The filter allowed us to compute approximate minimum spanning trees based on repository similarity, which gave us repository processing schedules that reduced duplicate work and increased data sharing.
This was an important part of the new code search's indexing pipeline in production [^2].
For this open source library, Alexander Neubeck simplified the math compared to our original implementation, Hendrik van Antwerpen streamlined the code and evaluation experiments.
[^1]:
[^2]:
## Comparison to HLL++
Most projects rely on [`HLL++`](https://en.wikipedia.org/wiki/HyperLogLog), a successor of the `HyperLogLog` algorithm, which is very efficient w.r.t. memory and CPU usage.
The `GeoDistinctCount` solution proposed in this crate reduces the memory consumption by another 25% for large sets and even more for smaller sets while keeping updates fast.
In contrast to `HLL++`, the proposed algorithm uses the same representation for all set sizes and is thus also conceptually simpler.
When the most significant bucket ids are encoded with variable delta encoding, then only 50% of HLL++ memory is required to achieve the same accuracy.
For simplicity, we benchmarked our `GeoDistinctCount` implementation against an existing HLL++ port to Rust which wasn't optimised for speed.
Our implementation is at least as fast as the HLL++ port for all sizes.
The `GeoDistinctCount` solution only needs to count the number of occupied buckets and the offset of the first bucket.

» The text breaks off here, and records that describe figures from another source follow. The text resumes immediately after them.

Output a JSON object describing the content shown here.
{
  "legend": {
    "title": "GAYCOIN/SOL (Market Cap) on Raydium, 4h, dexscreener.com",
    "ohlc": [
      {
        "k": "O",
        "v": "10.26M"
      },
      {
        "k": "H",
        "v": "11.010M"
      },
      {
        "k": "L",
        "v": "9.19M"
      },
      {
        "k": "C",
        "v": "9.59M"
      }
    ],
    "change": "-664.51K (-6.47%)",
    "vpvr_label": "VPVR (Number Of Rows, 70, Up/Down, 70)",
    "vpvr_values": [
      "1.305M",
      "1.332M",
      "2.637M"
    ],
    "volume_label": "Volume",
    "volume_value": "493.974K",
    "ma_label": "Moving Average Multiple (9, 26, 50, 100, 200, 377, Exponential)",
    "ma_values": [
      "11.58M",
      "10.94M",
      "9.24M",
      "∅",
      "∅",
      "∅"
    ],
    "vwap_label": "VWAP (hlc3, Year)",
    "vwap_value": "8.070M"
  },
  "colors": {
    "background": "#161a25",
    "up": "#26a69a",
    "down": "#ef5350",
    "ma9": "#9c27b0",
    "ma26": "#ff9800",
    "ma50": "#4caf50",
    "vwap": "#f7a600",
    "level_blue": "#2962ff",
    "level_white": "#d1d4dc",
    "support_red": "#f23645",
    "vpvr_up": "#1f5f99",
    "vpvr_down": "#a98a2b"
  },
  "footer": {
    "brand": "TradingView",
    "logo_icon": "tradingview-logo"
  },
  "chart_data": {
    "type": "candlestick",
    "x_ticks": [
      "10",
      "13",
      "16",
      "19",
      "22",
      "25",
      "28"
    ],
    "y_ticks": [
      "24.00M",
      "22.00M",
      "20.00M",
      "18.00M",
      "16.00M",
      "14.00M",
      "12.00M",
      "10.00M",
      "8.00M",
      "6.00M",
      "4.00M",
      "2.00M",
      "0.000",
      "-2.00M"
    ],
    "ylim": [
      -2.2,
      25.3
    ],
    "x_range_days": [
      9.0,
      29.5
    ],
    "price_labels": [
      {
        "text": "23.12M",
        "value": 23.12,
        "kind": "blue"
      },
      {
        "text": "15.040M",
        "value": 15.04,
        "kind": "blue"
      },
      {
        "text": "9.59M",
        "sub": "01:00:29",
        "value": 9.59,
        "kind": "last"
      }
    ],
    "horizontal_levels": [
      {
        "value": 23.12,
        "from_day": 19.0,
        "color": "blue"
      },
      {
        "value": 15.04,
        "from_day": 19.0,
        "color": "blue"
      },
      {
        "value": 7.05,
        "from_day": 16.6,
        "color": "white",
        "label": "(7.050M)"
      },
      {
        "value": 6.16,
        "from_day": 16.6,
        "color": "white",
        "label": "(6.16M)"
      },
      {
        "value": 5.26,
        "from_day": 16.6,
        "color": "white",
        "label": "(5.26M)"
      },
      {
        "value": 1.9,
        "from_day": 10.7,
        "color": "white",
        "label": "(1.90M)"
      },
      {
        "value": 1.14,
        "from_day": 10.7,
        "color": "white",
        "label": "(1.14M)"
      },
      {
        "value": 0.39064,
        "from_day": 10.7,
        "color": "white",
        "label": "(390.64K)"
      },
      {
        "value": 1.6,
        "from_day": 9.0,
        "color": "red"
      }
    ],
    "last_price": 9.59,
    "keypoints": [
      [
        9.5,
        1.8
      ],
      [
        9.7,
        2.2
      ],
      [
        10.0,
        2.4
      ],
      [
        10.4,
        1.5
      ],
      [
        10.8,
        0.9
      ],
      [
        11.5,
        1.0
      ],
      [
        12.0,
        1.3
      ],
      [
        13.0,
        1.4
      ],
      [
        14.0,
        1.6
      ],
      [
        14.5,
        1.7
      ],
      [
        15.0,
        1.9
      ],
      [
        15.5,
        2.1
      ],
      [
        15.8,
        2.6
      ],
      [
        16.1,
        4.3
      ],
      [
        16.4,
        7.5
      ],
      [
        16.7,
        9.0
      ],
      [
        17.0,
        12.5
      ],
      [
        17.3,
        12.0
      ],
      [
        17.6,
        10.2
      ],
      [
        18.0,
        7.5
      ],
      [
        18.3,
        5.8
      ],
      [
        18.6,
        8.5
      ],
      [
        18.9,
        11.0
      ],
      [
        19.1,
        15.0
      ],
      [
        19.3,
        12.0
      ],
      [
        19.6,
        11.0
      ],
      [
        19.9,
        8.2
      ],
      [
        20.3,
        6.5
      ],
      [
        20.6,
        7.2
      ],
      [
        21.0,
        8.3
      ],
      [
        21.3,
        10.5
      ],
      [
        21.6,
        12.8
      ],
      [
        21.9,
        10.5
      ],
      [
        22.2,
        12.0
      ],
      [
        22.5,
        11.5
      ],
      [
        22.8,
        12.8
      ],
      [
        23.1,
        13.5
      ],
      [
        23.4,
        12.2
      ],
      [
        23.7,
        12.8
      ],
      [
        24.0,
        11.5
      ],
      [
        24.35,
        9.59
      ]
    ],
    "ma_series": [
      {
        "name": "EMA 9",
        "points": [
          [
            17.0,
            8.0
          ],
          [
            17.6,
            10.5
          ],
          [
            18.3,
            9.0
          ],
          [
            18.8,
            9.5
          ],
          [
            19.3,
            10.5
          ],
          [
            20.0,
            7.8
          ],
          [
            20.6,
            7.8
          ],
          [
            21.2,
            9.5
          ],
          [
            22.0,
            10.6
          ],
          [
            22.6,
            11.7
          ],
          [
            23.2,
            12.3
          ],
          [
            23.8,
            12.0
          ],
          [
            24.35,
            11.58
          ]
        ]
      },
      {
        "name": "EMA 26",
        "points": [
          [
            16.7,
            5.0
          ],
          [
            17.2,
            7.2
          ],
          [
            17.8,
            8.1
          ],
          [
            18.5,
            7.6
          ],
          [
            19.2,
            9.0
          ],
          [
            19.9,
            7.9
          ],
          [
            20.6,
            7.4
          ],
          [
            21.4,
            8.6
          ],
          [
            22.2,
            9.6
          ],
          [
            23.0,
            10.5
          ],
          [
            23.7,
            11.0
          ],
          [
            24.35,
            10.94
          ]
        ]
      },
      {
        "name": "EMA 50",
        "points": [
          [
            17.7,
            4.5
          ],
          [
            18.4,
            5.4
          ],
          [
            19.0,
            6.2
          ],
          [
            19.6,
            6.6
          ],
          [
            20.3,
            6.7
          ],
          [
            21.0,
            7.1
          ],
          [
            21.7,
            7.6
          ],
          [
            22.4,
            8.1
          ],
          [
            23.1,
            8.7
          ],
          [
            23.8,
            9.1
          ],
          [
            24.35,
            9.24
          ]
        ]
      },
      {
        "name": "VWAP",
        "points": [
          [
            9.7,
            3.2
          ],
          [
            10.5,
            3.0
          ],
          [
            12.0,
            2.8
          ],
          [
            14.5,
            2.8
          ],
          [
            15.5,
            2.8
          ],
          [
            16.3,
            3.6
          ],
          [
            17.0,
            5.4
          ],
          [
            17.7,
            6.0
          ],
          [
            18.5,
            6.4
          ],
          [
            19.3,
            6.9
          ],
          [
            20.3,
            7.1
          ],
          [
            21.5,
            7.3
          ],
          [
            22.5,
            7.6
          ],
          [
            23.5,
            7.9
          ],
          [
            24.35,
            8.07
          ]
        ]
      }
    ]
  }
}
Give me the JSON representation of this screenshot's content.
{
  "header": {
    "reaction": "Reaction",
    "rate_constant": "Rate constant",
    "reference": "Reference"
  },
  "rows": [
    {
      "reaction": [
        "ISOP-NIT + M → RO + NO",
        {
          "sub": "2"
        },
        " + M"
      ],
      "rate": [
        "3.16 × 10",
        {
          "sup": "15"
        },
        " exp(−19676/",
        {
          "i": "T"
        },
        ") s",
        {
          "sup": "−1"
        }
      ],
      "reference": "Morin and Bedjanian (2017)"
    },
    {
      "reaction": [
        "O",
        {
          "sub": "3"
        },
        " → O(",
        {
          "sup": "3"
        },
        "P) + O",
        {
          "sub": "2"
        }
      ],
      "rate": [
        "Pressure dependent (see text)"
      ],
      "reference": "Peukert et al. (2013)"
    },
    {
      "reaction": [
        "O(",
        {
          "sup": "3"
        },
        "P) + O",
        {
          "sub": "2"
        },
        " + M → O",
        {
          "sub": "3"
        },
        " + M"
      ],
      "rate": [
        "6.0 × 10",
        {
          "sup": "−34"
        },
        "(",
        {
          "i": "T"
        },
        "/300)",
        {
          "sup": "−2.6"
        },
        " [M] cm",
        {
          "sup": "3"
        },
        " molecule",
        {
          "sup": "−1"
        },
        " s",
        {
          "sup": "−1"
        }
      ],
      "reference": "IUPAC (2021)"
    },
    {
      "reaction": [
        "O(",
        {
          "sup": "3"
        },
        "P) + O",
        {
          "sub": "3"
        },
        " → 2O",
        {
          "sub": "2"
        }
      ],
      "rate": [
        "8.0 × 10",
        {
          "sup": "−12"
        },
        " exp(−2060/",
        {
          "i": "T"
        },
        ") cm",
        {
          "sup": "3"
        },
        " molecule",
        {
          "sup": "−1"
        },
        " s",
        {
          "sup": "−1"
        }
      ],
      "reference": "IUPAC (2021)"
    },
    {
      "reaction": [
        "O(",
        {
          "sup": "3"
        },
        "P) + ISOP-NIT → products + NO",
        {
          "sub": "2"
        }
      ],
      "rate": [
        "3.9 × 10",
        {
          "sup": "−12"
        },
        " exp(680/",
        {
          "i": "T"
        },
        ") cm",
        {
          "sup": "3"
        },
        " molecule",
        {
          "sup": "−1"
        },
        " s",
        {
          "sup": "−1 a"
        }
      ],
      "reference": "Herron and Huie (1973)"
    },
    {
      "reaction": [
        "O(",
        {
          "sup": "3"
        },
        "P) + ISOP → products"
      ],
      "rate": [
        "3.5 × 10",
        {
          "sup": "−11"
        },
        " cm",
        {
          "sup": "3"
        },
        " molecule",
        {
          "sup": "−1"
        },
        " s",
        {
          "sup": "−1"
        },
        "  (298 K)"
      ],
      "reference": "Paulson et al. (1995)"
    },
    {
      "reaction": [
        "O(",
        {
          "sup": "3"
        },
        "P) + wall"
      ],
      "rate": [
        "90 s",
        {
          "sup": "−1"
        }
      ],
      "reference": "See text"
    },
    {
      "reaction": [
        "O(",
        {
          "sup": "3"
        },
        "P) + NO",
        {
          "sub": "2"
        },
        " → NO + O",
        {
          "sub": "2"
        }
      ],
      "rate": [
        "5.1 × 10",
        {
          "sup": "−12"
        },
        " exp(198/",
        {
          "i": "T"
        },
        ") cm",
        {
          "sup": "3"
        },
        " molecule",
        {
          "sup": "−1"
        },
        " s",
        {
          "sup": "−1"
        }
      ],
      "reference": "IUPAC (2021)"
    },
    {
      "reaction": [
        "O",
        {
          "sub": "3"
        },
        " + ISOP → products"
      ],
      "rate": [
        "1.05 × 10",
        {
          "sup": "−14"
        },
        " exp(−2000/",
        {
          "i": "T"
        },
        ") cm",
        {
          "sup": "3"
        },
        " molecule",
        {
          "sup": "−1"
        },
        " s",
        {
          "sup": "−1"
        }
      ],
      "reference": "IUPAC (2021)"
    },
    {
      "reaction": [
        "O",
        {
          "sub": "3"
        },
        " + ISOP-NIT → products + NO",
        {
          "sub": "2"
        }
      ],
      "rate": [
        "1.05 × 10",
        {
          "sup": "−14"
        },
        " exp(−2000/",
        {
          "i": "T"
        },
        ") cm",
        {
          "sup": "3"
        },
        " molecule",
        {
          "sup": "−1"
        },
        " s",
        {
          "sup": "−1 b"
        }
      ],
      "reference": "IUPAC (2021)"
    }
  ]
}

Both numbers are tracked during incremental updates, such that the distinct count can be computed in constant time.
## Evaluation
Accuracy and performance evaluations for the predefined filter configurations are included in the repository:
- [accuracy results](evaluation/accuracy.md)
- [performance results](evaluation/performance.md)
The predefined configurations should be sufficient for most users.
If you want to evaluate a custom configuration, or reproduce these results, see the [instructions](evaluation/README.md).